Time Limit for Bringing an Action in Medical Negligence
In Ghana, a patient or claimant seeking to pursue a claim for medical negligence must do so within three years from the date the incident giving rise to the alleged negligence occurred.
This limitation period is provided under Section 3(1) of the Limitation Act, 1972 (N.R.C.D. 54), which states, "A person shall not bring an action claiming damages for negligence, nuisance or breach of duty, irrespective of how the duty exists, where the damages claimed by the plaintiff for negligence, nuisance or breach of duty consist of or include damages in respect of personal injuries to a person, after the expiration of three years from the date on which the cause of action accrued."
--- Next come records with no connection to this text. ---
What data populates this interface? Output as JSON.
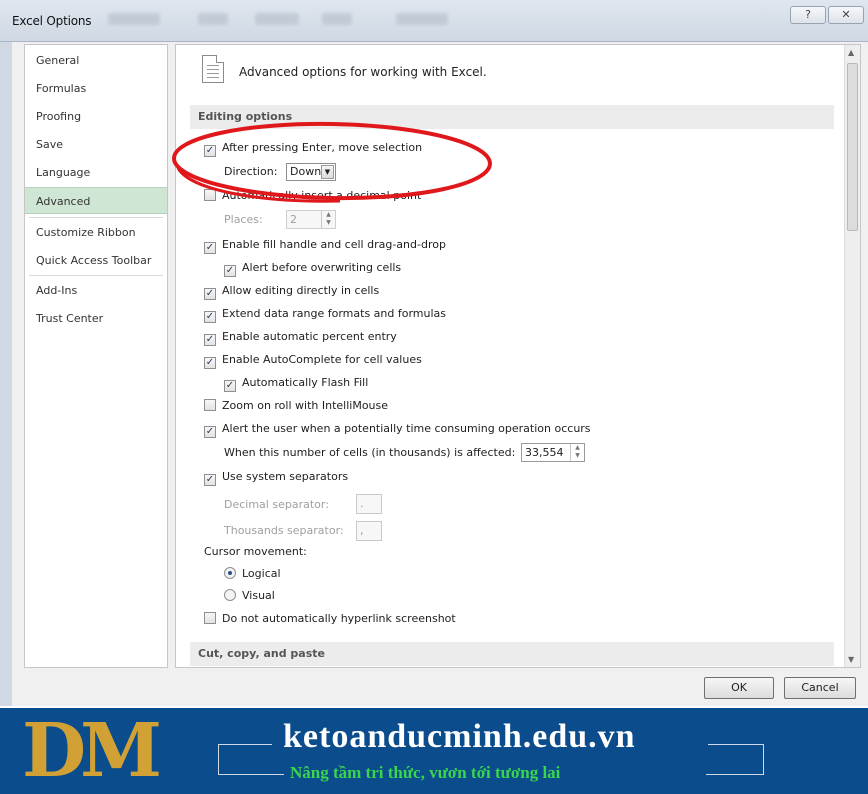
{
  "window": {
    "title": "Excel Options",
    "help_glyph": "?",
    "close_glyph": "✕"
  },
  "sidebar": {
    "items": [
      {
        "label": "General"
      },
      {
        "label": "Formulas"
      },
      {
        "label": "Proofing"
      },
      {
        "label": "Save"
      },
      {
        "label": "Language"
      },
      {
        "label": "Advanced",
        "selected": true
      },
      {
        "label": "Customize Ribbon"
      },
      {
        "label": "Quick Access Toolbar"
      },
      {
        "label": "Add-Ins"
      },
      {
        "label": "Trust Center"
      }
    ]
  },
  "main": {
    "header": "Advanced options for working with Excel.",
    "editing_section": "Editing options",
    "after_enter": {
      "label": "After pressing Enter, move selection",
      "checked": true
    },
    "direction": {
      "label": "Direction:",
      "value": "Down"
    },
    "decimal_point": {
      "label": "Automatically insert a decimal point",
      "checked": false
    },
    "places": {
      "label": "Places:",
      "value": "2"
    },
    "fill_handle": {
      "label": "Enable fill handle and cell drag-and-drop",
      "checked": true
    },
    "alert_overwrite": {
      "label": "Alert before overwriting cells",
      "checked": true
    },
    "edit_in_cells": {
      "label": "Allow editing directly in cells",
      "checked": true
    },
    "extend_range": {
      "label": "Extend data range formats and formulas",
      "checked": true
    },
    "auto_percent": {
      "label": "Enable automatic percent entry",
      "checked": true
    },
    "autocomplete": {
      "label": "Enable AutoComplete for cell values",
      "checked": true
    },
    "flash_fill": {
      "label": "Automatically Flash Fill",
      "checked": true
    },
    "zoom_roll": {
      "label": "Zoom on roll with IntelliMouse",
      "checked": false
    },
    "alert_time": {
      "label": "Alert the user when a potentially time consuming operation occurs",
      "checked": true
    },
    "cells_affected": {
      "label": "When this number of cells (in thousands) is affected:",
      "value": "33,554"
    },
    "system_separators": {
      "label": "Use system separators",
      "checked": true
    },
    "decimal_sep": {
      "label": "Decimal separator:",
      "value": "."
    },
    "thousands_sep": {
      "label": "Thousands separator:",
      "value": ","
    },
    "cursor_movement": {
      "label": "Cursor movement:",
      "options": [
        {
          "label": "Logical",
          "selected": true
        },
        {
          "label": "Visual",
          "selected": false
        }
      ]
    },
    "no_hyperlink": {
      "label": "Do not automatically hyperlink screenshot",
      "checked": false
    },
    "cut_section": "Cut, copy, and paste"
  },
  "footer": {
    "ok_label": "OK",
    "cancel_label": "Cancel"
  },
  "banner": {
    "logo_text": "DM",
    "site": "ketoanducminh.edu.vn",
    "slogan": "Nâng tầm tri thức, vươn tới tương lai"
  },
  "annotation_color": "#e0181b"
}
Challenges Associated with Medical Negligence Litigation in Ghana
Inadequate Compensation
Assessing the appropriate quantum of damages in medical negligence claims particularly non-pecuniary damages for injuries such as loss of life, impairment of health, or diminished quality of life poses a significant challenge. As noted in Teno v Arnold [1978] 2 S.C.R. 332, "there remains the assessment of the quantum of non-pecuniary damages. These damages are spoken of as compensation for pain and suffering, loss of amenities of life, loss of expectation of life, a grant of largely subjective consideration, the very naming of which indicates the impossibility of precise assessment. The real difficulty is that an award of non-pecuniary damages cannot be compensation. There is simply no equation between paralyzed limbs or injured brain and dollars. The award is not reparative; there can be no restoration of the lost function".
Expert Evidence
Medical negligence cases typically involve complex and highly technical medical issues that judges, given their legal rather than medical training, may struggle to fully comprehend. Medical experts provide insights into standard medical practices and help the court understand intricate medical matters. A further challenge arises from the reluctance of healthcare professionals to testify against their colleagues in malpractice cases.
Conclusion.
Medical negligence in Ghana continues to pose significant legal and ethical challenges, largely because there is no dedicated legislation governing this area of law. While some believe that initiating a medical negligence case may discourage health practitioners from treating patients or suggest that the courts are teaching doctors how to practice medicine, others argue that such prosecutions are necessary to ensure accountability and professionalism. In my opinion, holding healthcare practitioners legally responsible for negligence is essential, especially given the rising number of medical negligence cases in Ghana. It will promote higher standards of care and restore public confidence in the healthcare system.
The content of this article is intended to provide a general guide to the subject matter. Specialist advice should be sought about your specific circumstances.